Quienes responden a esa llamada de cooptación son en algunos casos personas que se sienten fuera del sistema, marginados económica o socialmente, pero en otros casos (o además) son personas comprometidas con sus creencias religiosas -comprometidas hasta el fanatismo-, que ven a los demás como infieles, y por ello, merecedores de la muerte. A veces incluso a costa de la suya propia. Ocurre en Siria, en Irak, pero también en Nigeria, en la República Centroafricana, en Myanmar, y ha ocurrido en Pakistán, en Somalia, en Sri Lanka, en Ruanda, y en el mismo corazón de Europa, en los Balcanes, no hace demasiado. Y ocurrió en Nueva York, en Londres, en Madrid, en Casablanca, y hoy en París. Y la lista podría continuar.

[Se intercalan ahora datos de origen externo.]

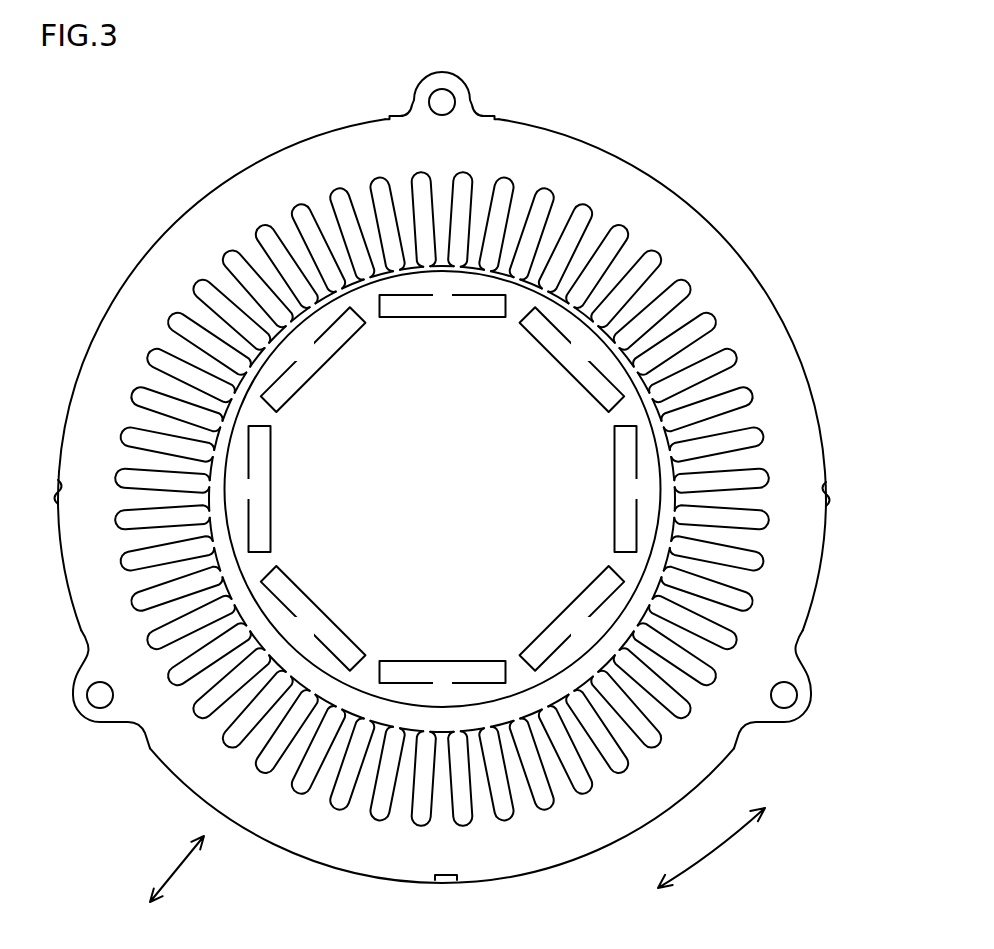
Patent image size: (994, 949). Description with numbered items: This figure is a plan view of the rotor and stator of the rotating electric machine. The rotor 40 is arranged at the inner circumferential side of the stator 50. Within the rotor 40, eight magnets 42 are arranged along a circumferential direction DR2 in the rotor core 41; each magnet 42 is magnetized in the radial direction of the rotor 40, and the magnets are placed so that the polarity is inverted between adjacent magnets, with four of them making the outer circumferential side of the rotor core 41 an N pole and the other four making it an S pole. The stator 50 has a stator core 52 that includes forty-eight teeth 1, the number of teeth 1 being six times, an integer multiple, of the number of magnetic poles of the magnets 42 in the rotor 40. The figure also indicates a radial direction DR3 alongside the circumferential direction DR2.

The teeth 1 is at (462, 502).
The stator 50 is at (442, 473).
The stator core 52 is at (668, 215).
The rotor core 41 is at (625, 413).
The magnets 42 is at (442, 489).
The rotor 40 is at (547, 606).
The circumferential direction DR2 is at (713, 855).
The radial direction DR3 is at (178, 868).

Entre todos esos escenarios, la guerra desatada por el autodenominado Estado Islámico es diferente. Tras muchos años –siete décadas se conmemoran en 2015 del fin de la Segunda Guerra Mundial-, nos encontramos, en Siria e Irak, de nuevo ante una gran guerra con declaración de guerra. No es ya la guerra difusa de actores y de medios, de la que tanto se ha escrito en los últimos años, sin fronteras, ni ejército, ni gobierno. Es particularmente todo eso. La guerra ha vuelto a la conquista del territorio, y lo ha hecho además amparándose en una causa divina, regresándonos así muy atrás en la historia.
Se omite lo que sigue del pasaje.